Is there a more underappreciated Canadian contribution to techno than Teste's "The Wipe"? It still appears regularly in many DJ sets, is immediately recognizable to countless techno fans, but how many of them know of its humble Toronto origins?
Count me among those in the dark, that is, until I read Juno's feature on the story behind "The Wipe". Richie Hawtin broke the track by releasing it on his Plus-8 label (I first discovered it on the Mixmag Live Vol. 20 compilation, mixed by Hawtin) and it's grown steadily in stature over the years, becoming more influential as it ages.
Techno has been around for long enough to reevaluate plenty of old classics. How many techno tunes have become steadily more classic as they age? Underappreciated albums are not uncommon in rock music, people are discovering and rediscovering gems from the past all the time. In dance music it's usually a different story -- a song becomes a smash hit in the clubs, picks up classic status almost immediately, and appears on a million DJ sets and compilations. But after a few years, most of those tracks stop getting played and end up out of earshot, out of mind. There is no classic rock radio equivalent for techno, so eventually twenty years pass and somebody wants to revisit those old tracks in a blog post ...
For example, how many songs from the first Flux Trax compilation are as classic or more classic now than they were in 1995, when the compilation was released? At the time it was as close to a definitive collection of techno's all-time greatest hits that you were going to find. And now? The CJ Bolland, Jam and Spoon, and Empirion tracks have aged horribly and have practically dropped of the face of the clubbing earth to the best of my knowledge. Others such as Slam's "Positive Education" and Hardfloor's "Acperience" are still remembered fondly but does anyone really feel the need to listen to them anymore? I would say that the only tracks that have remained stone cold classic throughout the past two decades are "Voodoo Ray", "Energy Flash", "Can You Feel It?", "Loop", and "Strings of Life". One could also make an argument for "Rez" (Underworld got way bigger long after "Rez", but does anyone really play it anymore) and "Altered States" (one of my all time personal favourites, but it didn't have the impact that many of the other tracks on the compilation had). Out of those first five, only "Voodoo Ray" feels like it's bigger now than it was at the time (and it was HUGE at the time in the clubs, but now it's huge even among casual electronic music fans who don't remember it from when it was in the clubs).

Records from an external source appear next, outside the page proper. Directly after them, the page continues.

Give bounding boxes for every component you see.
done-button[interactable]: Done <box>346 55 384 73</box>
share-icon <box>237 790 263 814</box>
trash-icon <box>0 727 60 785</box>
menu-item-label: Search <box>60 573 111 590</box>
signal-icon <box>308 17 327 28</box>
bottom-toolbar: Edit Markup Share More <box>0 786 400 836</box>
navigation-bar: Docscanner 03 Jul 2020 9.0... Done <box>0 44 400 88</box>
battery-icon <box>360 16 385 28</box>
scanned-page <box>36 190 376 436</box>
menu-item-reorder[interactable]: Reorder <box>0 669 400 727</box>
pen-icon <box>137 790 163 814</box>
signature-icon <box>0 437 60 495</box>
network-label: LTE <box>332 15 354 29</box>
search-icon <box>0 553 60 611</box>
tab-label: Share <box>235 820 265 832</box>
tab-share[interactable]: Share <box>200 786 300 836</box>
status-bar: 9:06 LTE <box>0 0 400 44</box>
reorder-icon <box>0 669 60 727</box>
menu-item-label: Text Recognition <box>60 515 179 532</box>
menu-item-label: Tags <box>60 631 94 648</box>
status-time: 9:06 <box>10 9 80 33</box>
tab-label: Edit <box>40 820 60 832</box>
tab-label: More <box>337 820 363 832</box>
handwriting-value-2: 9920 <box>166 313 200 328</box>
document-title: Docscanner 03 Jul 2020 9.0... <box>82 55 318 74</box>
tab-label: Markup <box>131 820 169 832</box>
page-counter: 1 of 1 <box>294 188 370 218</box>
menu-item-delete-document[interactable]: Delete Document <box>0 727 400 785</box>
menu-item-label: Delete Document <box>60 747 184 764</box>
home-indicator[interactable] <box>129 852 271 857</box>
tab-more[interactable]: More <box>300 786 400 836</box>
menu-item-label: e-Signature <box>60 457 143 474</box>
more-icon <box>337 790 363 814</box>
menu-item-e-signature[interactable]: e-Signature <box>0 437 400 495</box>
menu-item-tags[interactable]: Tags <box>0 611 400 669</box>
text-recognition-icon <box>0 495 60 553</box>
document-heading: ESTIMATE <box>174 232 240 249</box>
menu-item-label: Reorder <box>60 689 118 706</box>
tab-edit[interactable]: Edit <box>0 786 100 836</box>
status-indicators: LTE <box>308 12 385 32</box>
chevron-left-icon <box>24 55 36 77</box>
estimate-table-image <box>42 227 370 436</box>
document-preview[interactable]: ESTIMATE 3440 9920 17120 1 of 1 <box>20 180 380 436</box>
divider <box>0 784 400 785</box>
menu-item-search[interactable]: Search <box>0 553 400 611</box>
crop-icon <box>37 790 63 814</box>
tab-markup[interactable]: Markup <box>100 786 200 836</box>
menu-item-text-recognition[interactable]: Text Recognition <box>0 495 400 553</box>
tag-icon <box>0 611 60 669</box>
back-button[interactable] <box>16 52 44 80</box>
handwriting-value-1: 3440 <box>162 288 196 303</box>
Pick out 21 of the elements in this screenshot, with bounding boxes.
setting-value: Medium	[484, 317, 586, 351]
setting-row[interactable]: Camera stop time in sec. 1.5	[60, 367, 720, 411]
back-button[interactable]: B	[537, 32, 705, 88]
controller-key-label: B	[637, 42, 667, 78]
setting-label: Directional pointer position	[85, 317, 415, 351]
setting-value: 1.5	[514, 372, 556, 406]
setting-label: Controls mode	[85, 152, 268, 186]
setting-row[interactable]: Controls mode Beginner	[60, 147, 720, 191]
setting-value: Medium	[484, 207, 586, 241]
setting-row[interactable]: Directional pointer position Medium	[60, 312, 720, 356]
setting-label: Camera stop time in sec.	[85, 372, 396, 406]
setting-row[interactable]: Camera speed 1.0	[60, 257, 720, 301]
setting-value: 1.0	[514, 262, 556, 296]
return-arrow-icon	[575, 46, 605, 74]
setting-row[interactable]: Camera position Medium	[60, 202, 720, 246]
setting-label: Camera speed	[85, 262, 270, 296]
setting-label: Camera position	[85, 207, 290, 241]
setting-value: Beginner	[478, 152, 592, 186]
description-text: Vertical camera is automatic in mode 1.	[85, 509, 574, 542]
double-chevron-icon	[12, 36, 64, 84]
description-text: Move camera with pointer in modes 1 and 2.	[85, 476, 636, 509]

On the other hand, Hawtin's Mixmag Live mix that I linked to earlier, which was underappreciated at the time and still remains probably the most overlooked Hawtin commercial mix, contains several tracks that have gotten more classic with time. Octave One and Plastikman were famous then and are still famous now, but "The Wipe" and G-Man's "Quo Vadis" have slowly grown from minor hits into all time techno blueprints over the past two decades.